Rate limiting is well understood. Using the token bucket for rate 
limiting means simply using a better shaper than a timer based, or 
straight bandwidth limiting shaper.

> 
> But please stop for a moment to consider the example default token
> bucket values: N=10: that would result in the maximum of 4 kbit/s of
> generated ICMP traffic (double this when bursting).  Even if you used
> N=100 (which would be sufficient even with 10 Gbit/s interfaces), you
> would have the maximum the maximum of 40 Kbit/s of ICMP traffic.
> 

Saying that one token bucket per node is sufficient, you're either not 
understanding of how token bucket shapers are used, or you're stretching
the characteristics of the token bucket mechanism, making it appear
something which is not.

N = 1000 packet/sec average in mathematical abstraction is similar to
1packet/msec, but in terms of links that have different speed/bandwidth
it is very far from meaning the same thing.

B = 1000 packet/sec maximum burst does not mean the same thing and does 
  not have the same impact relative to a T1, and relative to a 1G interface.

It is one of the reasons traffic management is using multiple token
buckets in a node, in fact multiple token bucket per interface.

> Is this *REALLY* too much message generation?  Something that makes it
> worth to *specify* interface-specific values, make implementations
> check the interfaces where the packets would be destined to go out to,
> implement some logic to use for virtual interfaces, etc.?  Doesn't
> look like that to me.  Seems like unnecessary complexity to me.
> 

The implementation in LINUX and CISCO seem to suggest differently.

On the other hand I am open - in fact I suggested text - to make the 
SHOULD conditional to the existence of per interface traffic shaping.

> If you really, really think this is needed, and the WG agrees with 
> that, I'd suggest we put interface-specific values as a MAY -- 

Using MAY does not bring anything and therefore does not make sense.
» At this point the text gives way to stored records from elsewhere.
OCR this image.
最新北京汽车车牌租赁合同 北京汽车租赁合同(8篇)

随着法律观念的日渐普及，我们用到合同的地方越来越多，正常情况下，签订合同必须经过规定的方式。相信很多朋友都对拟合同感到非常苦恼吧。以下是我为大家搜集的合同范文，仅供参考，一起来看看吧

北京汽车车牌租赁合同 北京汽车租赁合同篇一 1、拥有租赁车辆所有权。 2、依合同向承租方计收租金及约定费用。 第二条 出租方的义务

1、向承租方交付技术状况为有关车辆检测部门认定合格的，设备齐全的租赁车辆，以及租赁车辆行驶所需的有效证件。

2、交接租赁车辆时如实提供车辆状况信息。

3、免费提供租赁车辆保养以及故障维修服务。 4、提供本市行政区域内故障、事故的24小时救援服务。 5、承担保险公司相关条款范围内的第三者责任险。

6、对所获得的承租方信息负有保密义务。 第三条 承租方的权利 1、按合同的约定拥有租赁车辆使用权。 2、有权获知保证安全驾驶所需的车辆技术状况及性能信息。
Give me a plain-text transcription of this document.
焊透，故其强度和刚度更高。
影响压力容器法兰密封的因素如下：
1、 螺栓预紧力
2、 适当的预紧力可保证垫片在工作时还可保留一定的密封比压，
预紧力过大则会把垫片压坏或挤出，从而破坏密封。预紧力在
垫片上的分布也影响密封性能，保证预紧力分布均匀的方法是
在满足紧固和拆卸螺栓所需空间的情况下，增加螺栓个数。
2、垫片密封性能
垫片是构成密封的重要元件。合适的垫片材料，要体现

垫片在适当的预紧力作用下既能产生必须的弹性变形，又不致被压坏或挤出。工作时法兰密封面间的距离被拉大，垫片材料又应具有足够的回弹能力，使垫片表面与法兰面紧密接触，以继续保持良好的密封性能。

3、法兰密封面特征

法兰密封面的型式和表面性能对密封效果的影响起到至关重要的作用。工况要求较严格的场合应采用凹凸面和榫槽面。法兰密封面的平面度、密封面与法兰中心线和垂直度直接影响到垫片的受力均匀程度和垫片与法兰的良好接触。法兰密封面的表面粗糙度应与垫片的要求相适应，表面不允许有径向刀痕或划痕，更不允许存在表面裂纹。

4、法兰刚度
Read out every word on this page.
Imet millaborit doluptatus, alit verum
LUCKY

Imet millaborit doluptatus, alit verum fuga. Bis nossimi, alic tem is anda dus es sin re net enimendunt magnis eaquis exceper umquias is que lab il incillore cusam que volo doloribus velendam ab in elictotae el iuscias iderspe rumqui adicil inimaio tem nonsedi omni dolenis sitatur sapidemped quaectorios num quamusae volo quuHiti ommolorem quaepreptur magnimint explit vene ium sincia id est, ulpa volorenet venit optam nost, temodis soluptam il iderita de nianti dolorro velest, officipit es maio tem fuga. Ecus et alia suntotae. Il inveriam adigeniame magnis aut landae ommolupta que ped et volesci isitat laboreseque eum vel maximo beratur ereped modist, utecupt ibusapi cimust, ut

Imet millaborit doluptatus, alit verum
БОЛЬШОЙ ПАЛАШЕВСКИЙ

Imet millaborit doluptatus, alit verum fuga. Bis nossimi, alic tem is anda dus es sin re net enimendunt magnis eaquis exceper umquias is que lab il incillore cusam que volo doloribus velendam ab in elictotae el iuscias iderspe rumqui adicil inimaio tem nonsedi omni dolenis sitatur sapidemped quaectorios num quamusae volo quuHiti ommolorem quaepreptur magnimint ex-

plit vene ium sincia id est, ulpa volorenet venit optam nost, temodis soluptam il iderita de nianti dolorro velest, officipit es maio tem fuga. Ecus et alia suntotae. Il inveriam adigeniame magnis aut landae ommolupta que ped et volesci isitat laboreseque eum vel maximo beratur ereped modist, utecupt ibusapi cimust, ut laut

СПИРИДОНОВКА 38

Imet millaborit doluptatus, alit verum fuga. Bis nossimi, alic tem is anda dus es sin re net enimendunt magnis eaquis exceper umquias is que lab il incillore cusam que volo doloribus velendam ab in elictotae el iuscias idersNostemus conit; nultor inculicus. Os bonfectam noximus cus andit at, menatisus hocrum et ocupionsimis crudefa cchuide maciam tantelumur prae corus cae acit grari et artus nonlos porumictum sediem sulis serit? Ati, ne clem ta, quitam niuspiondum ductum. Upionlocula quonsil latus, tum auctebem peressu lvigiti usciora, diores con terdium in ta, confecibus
A 
MAY would be useful if there were a list of restrictions, to specify one 
or two restrictions that a router could make exception to.

> definitely not a SHOULD.
> 

SHOULD is not a MUST; it is a suggested feature, not mandated feature. 
If an implementation does not have it, it does not mean it is not compliant.

>>>(However, you could limit the upper bound for token
>>>bucket based on the interface speed, I guess.)
>>>
>>
>>Rephrasing your statement using draft parameters terminology, that is, 
>>N=average rate of transmission, and B=upper bound of transmission,
>>you're agreeing that Bx for a slow interface "X" should be different 
>>than Bz for a fast interface "Z".
> 
> 
> No, I don't really agree with that.  I think B shouldn't need to be 
> varied based on the interface speed.  [...]

You're contradicting yourself from one message to another...

I think I understand:  you are opposed because you are opposed...

Following this dialog, from your starting with a concern of two 
implementations, to moving to something else, every time your concern, 
or problem is answered or responded, makes it quite clear.